NYT: Kushner is pushing back on giving up his access to classified info

White House officials Jared Kushner and John Kelly are privately feuding over Kushner’s access to classified information despite having only an interim security clearance, according to a report in The New York Times.

The report said Kushner is concerned that Kelly, the chief of staff, had targeted him specifically with a recent directive to overhaul the White House clearance system.

Citing White House officials and others briefed on the matter, the Times reported Tuesday that Kushner is pushing back on giving up access to classified information. Kushner’s security clearance has provided the senior White House adviser and son-in-law to President Donald Trump with highly classified information — including the Presidential Daily Brief or “PDB” — despite the fact that he lacks permanent clearance, according to the Times.

Nearly a year into the Trump administration, some senior-level staffers — including daughter Ivanka Trump and her husband, Kushner — remained on interim clearances even as other senior advisers were granted full security access, according to information obtained by CNN from a US government official.

The White House security clearance process has been under scrutiny after former White House staff secretary Rob Porter was forced to resign when allegations of abuse from his previous spouses surfaced.
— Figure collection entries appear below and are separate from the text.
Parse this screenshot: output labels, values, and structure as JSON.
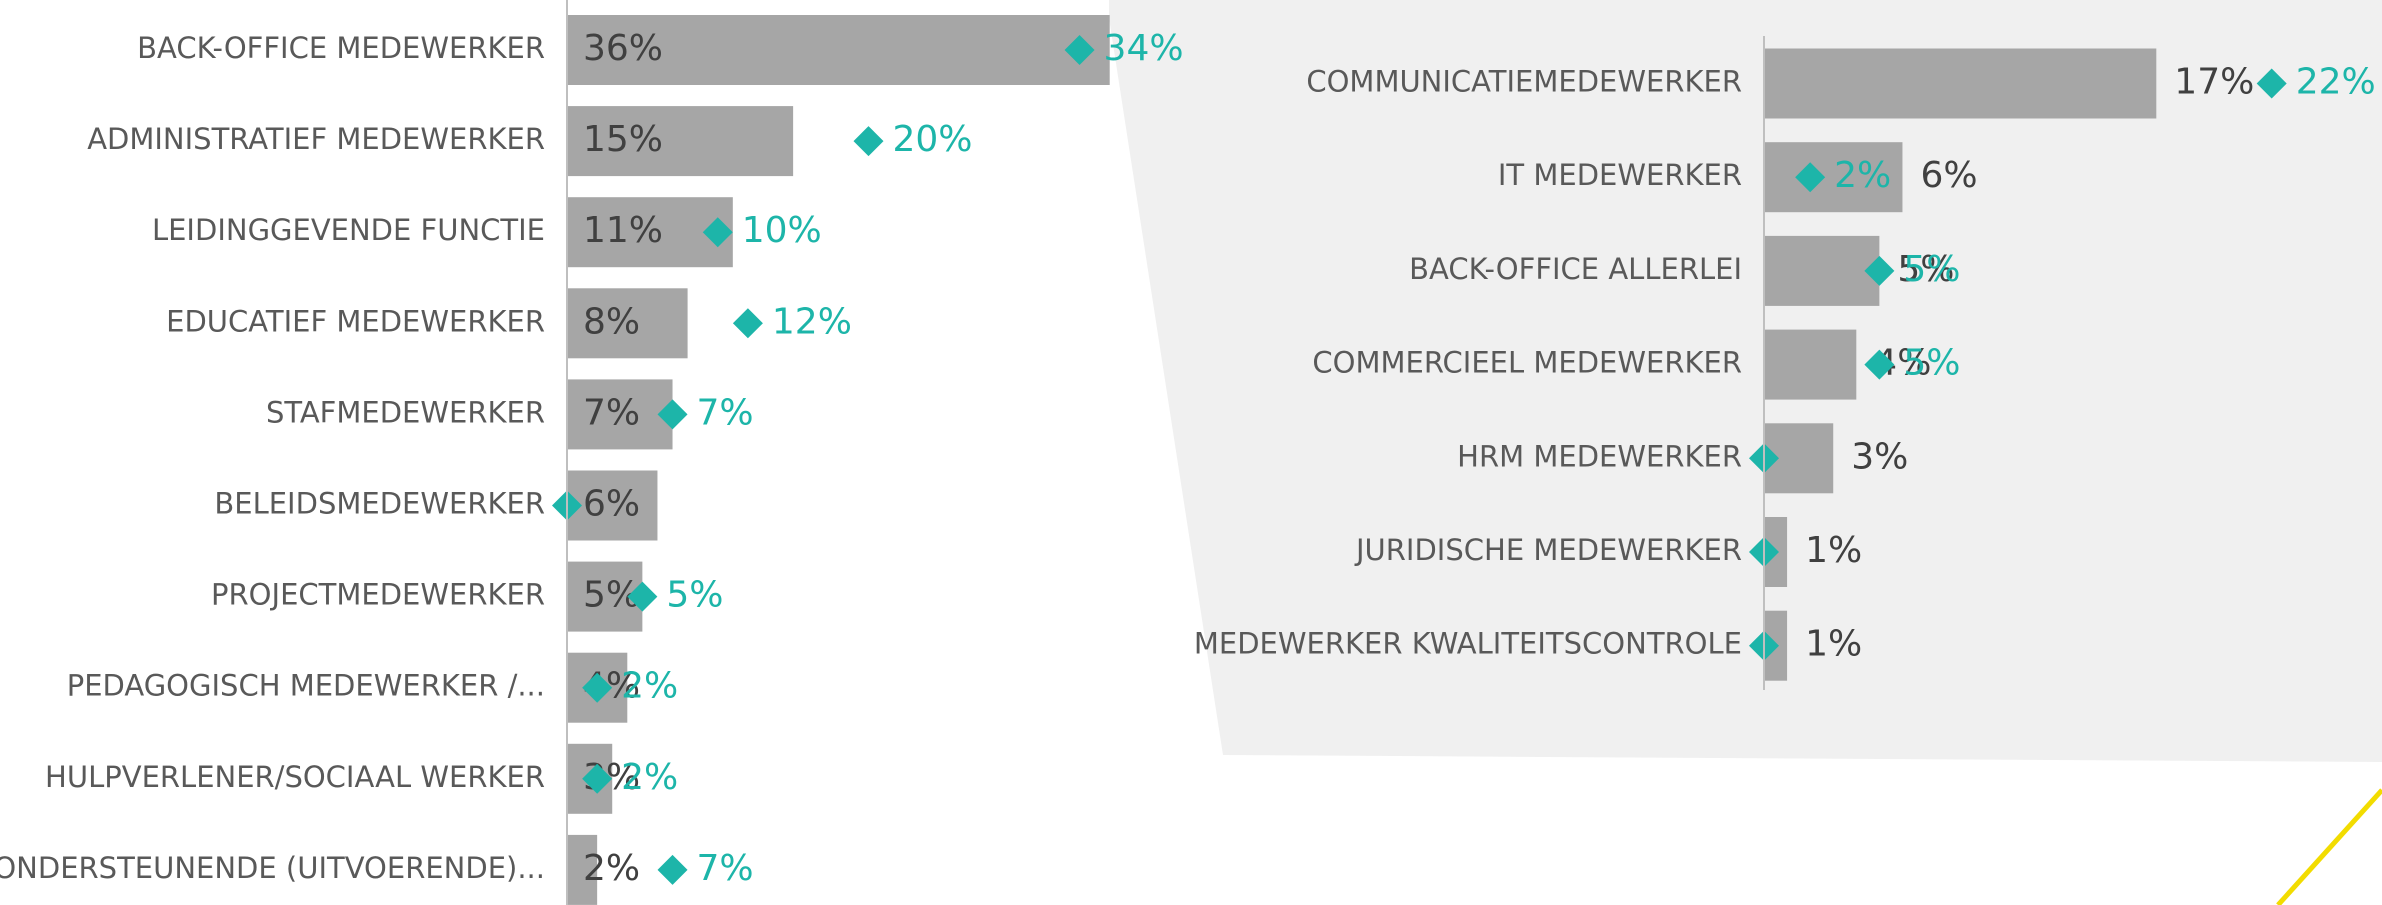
{
  "chart_data": [
    {
      "type": "bar",
      "categories": [
        "BACK-OFFICE MEDEWERKER",
        "ADMINISTRATIEF MEDEWERKER",
        "LEIDINGGEVENDE FUNCTIE",
        "EDUCATIEF MEDEWERKER",
        "STAFMEDEWERKER",
        "BELEIDSMEDEWERKER",
        "PROJECTMEDEWERKER",
        "PEDAGOGISCH MEDEWERKER /...",
        "HULPVERLENER/SOCIAAL WERKER",
        "ONDERSTEUNENDE (UITVOERENDE)..."
      ],
      "xlim": [
        0,
        40
      ],
      "series": [
        {
          "color": "#a6a6a6",
          "values": [
            36,
            15,
            11,
            8,
            7,
            6,
            5,
            4,
            3,
            2
          ],
          "value_labels": [
            "36%",
            "15%",
            "11%",
            "8%",
            "7%",
            "6%",
            "5%",
            "4%",
            "3%",
            "2%"
          ]
        },
        {
          "color": "#1db5a9",
          "values": [
            34,
            20,
            10,
            12,
            7,
            0,
            5,
            2,
            2,
            7
          ],
          "value_labels": [
            "34%",
            "20%",
            "10%",
            "12%",
            "7%",
            null,
            "5%",
            "2%",
            "2%",
            "7%"
          ]
        }
      ]
    },
    {
      "type": "bar",
      "categories": [
        "COMMUNICATIEMEDEWERKER",
        "IT MEDEWERKER",
        "BACK-OFFICE ALLERLEI",
        "COMMERCIEEL MEDEWERKER",
        "HRM MEDEWERKER",
        "JURIDISCHE MEDEWERKER",
        "MEDEWERKER KWALITEITSCONTROLE"
      ],
      "xlim": [
        0,
        26
      ],
      "series": [
        {
          "color": "#a6a6a6",
          "values": [
            17,
            6,
            5,
            4,
            3,
            1,
            1
          ],
          "value_labels": [
            "17%",
            "6%",
            "5%",
            "4%",
            "3%",
            "1%",
            "1%"
          ]
        },
        {
          "color": "#1db5a9",
          "values": [
            22,
            2,
            5,
            5,
            0,
            0,
            0
          ],
          "value_labels": [
            "22%",
            "2%",
            "5%",
            "5%",
            null,
            null,
            null
          ]
        }
      ]
    }
  ]
}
Kelly, under fire over the White House’s handling of the domestic abuse allegations against Porter, ordered an overhaul of the security clearance process for current and incoming top administration officials.
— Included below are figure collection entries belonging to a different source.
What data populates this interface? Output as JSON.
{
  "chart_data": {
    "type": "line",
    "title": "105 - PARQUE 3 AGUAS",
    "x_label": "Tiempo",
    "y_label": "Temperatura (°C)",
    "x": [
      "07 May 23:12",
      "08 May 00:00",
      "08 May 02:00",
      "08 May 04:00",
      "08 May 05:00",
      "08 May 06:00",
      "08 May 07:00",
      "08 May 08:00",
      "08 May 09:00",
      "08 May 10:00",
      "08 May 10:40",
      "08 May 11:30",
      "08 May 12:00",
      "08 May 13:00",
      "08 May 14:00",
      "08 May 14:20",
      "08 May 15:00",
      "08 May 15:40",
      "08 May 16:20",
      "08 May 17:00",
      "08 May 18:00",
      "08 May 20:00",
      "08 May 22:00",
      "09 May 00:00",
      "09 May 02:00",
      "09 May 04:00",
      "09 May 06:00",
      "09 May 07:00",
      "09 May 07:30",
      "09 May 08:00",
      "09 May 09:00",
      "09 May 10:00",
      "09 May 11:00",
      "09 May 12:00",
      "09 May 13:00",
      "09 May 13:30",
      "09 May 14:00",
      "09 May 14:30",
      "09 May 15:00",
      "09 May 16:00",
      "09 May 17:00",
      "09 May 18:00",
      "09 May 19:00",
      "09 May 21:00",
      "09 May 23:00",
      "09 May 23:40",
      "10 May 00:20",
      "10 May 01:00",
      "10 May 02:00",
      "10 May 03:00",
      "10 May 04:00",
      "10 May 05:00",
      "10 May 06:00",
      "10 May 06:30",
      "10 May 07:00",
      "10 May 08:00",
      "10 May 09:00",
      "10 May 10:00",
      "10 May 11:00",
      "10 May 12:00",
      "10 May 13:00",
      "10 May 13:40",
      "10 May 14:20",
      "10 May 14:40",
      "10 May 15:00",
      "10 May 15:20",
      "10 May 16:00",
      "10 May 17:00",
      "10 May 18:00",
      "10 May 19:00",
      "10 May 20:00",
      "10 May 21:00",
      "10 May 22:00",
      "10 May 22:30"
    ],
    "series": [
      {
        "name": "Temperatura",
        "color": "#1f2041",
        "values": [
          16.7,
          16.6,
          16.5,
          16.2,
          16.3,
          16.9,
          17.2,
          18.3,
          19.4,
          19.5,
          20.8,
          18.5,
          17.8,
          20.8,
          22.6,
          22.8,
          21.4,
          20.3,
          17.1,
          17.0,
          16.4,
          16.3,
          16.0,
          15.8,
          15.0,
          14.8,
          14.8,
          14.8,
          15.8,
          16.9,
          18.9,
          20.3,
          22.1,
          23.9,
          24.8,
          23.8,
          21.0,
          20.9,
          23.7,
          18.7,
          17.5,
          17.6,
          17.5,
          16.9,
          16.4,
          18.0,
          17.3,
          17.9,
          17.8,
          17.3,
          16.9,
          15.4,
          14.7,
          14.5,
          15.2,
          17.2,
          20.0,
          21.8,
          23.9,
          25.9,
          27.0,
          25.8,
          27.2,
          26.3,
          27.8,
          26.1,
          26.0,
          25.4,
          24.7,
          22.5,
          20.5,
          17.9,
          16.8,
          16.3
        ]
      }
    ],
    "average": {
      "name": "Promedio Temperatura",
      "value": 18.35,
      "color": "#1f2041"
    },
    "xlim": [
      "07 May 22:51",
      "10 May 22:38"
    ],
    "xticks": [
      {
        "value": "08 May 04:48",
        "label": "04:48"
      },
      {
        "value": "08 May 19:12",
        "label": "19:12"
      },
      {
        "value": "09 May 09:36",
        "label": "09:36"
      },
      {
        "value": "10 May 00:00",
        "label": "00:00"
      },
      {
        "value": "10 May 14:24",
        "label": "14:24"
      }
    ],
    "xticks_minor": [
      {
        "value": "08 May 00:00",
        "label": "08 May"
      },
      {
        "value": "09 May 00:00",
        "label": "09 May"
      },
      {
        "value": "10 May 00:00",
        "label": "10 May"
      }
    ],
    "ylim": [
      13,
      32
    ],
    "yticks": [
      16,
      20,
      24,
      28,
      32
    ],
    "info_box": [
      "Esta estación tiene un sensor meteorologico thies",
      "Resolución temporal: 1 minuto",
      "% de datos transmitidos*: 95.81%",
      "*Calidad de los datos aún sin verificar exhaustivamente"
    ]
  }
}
In a five-page memo, Kelly called for all background check investigations into potential top White House officials to be delivered directly to the White House Counsel’s office by the FBI and for the FBI to share “significant derogatory information” uncovered in the course of investigations into senior staff with the White House within 48 hours, according to a copy of the memo released by the White House.

Kelly also directed his staff to discontinue top level security clearances for any staffer whose background investigation or adjudication process has been pending since before last June. He also requested “status reports” on pending background investigations “at least once a month.”

White House press secretary Sarah Sanders said earlier Tuesday that Kelly’s new security clearance directive would not affect Kushner’s work as a top White House staffer. Sanders declined to get into Kushner’s clearance status but said “nothing that has taken place will affect the valuable work Jared is doing.”

In a statement later Tuesday, Kelly said he would not comment on security clearances but that he had expressed his confidence in Kushner’s ability to “continue performing his duties in his foreign policy portfolio including overseeing our Israeli-Palestinian peace effort and serving as an integral part of our relationship with Mexico.”

“Everyone in the White House is grateful for these valuable contributions to furthering the President’s agenda. There is no truth to any suggestion otherwise,” Kelly’s statement said.

Abbe Lowell, Kushner’s lawyer, said Kushner “has done more than what is expected of him in this process.”

“The new policy announced by General Kelly will not affect Mr. Kushner’s ability to continue to do the very important work he has been assigned by the President,” Lowell added.